When was the last time you approached someone for help and started the conversation with “Sorry to bother you”? Why did you say that? Often, we do it to be polite and acknowledge the interruption. That is all well and good, however there is no reason to apologize for asking for help.

We need to recognize that people are busy and likely engrossed in what they are doing. It is polite to recognize that we are interrupting them. It doesn’t warrant an apology, you haven’t made a mistake or done anything wrong. Save the apology for when it’s appropriate such as “Sorry I’m late getting you this information the system was down, and I couldn’t get into the database.”

When we apologize when it isn’t warranted, we diminish our credibility and it comes across as a lack of confidence. Studies show that women find more reasons to apologize then men do. Why are you undermining yourself by apologizing?
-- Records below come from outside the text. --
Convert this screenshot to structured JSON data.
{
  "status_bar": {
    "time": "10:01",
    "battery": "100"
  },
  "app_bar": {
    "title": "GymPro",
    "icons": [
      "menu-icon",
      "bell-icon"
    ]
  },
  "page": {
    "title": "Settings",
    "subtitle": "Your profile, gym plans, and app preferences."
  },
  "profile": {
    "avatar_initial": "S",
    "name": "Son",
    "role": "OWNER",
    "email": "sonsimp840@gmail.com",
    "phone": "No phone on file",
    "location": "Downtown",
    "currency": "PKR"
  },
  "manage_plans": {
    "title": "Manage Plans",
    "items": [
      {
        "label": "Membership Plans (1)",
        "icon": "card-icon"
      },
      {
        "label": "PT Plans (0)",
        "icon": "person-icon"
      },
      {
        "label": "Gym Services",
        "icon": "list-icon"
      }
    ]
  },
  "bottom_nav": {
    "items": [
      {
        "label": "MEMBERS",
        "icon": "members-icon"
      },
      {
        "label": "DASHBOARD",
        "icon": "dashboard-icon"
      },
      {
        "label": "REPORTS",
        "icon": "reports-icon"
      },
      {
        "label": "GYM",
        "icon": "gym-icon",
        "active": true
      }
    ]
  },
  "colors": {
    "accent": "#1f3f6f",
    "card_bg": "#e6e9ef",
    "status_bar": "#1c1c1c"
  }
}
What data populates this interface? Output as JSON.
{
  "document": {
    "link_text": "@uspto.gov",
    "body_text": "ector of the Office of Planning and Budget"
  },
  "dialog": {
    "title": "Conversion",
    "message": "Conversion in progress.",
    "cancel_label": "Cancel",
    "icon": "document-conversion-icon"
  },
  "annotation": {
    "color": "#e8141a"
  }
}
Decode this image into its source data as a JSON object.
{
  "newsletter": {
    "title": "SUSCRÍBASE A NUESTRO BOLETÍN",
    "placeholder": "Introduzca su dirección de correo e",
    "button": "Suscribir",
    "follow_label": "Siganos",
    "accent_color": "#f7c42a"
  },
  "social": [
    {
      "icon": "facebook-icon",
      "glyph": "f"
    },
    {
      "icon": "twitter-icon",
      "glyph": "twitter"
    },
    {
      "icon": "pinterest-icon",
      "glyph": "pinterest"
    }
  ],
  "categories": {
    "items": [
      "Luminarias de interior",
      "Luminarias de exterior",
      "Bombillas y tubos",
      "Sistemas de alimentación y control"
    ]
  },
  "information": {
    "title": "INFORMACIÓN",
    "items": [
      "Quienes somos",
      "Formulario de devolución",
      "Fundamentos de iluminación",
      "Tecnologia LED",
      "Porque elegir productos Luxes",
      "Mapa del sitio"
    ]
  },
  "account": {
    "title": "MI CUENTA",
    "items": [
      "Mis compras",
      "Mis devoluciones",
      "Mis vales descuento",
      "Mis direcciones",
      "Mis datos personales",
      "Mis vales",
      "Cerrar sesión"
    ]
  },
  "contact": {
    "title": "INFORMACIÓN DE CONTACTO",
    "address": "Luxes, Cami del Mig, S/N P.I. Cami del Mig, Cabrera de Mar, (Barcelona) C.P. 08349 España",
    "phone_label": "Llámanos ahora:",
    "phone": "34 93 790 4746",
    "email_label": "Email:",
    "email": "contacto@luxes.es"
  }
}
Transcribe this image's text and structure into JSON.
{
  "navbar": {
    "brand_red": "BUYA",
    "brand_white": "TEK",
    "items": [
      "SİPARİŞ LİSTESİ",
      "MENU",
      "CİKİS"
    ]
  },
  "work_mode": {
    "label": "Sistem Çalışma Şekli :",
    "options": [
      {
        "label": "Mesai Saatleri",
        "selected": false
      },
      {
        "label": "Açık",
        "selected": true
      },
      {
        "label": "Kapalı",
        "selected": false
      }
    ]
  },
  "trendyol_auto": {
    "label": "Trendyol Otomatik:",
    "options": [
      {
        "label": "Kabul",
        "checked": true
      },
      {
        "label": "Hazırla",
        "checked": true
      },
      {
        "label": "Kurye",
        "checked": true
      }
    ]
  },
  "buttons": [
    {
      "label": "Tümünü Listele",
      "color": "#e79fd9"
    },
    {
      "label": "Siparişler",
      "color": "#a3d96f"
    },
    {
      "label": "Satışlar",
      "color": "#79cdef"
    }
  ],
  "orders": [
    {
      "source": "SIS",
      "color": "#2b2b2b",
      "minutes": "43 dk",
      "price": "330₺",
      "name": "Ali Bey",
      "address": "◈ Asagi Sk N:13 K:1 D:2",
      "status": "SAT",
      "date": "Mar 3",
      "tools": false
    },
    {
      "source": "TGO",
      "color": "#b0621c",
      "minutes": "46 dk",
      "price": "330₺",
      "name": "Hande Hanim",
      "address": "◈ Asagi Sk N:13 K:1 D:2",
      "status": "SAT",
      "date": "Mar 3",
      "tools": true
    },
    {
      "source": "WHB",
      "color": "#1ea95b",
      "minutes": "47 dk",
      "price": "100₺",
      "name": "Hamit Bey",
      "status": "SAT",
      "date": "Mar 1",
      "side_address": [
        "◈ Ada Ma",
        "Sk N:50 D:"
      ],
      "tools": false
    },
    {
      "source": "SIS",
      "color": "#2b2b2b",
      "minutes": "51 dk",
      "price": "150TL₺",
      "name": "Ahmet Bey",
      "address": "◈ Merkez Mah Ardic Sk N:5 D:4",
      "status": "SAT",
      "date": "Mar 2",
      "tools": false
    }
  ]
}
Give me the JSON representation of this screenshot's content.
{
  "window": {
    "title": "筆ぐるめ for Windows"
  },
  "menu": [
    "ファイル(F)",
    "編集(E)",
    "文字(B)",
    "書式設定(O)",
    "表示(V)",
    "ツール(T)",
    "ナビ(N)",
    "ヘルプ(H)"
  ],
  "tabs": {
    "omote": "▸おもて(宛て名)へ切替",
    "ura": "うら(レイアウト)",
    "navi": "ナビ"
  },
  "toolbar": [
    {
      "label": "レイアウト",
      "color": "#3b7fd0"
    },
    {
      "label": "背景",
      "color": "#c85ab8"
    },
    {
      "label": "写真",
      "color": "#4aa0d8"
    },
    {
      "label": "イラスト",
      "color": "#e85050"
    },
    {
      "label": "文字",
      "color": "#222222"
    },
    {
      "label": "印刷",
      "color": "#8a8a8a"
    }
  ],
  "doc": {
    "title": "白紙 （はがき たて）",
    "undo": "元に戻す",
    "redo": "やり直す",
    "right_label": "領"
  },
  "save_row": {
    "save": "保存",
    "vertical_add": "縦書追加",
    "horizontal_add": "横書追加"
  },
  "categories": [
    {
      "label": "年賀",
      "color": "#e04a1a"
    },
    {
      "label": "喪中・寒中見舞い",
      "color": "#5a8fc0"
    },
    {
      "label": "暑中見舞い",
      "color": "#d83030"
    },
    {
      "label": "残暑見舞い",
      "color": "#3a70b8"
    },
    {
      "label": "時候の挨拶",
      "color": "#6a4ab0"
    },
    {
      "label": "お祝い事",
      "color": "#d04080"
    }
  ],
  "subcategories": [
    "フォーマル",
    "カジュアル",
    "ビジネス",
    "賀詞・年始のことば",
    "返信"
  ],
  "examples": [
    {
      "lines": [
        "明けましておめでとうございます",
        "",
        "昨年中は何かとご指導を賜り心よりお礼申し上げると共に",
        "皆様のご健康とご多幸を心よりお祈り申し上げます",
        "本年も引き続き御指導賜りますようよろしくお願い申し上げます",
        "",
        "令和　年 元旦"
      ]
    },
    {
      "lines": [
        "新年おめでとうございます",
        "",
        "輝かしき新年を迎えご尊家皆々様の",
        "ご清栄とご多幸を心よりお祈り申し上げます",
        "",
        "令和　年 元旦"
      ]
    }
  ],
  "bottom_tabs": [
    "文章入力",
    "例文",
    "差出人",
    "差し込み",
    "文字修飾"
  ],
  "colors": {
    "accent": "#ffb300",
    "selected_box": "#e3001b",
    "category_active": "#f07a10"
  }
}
4 Ways to be polite without apologizing

  1. Start with kindness in mind. Smile when you greet the person. This works even when you are typing an email as your brain thinks you are happy, so it is easier to find kind words.
  2. Recognize the interruption. Instead of apologizing for interrupting, acknowledge it by recognizing the impact on the person’s time. “I know you are busy so if now isn’t a good time, please let me know.” “If you have a few minutes I would like to ask/talk to you about….”. Be sure to keep your conversation to a few minutes, unless given permission to go longer.
  3. Offer alternatives. Suggest another way to get your answer if the person is tied up at that time. “I have a few questions about project X, would you have time later today to talk or would it be better for me to email them to you?” and/or “Is there someone else I can go to for advice?” This puts the other person in control of how you will interact with them to get the help you need.
  4. Express gratitude. No matter how the conversation goes, thank the person for their time and attention. It can be as simple as “Thank you for making time for me.” If the conversation will be later, you can say “I appreciate you finding time for me later today.”

Smart successful people know they need help on a variety of things, as they don’t know everything, so they ask for it. No one thinks less of them for getting help when needed and no one expects them to apologize for needing help. The great leaders recognize the need for help and are respectful to those that help them. Isn’t it time for you to be comfortable with getting help and polite when asking for it?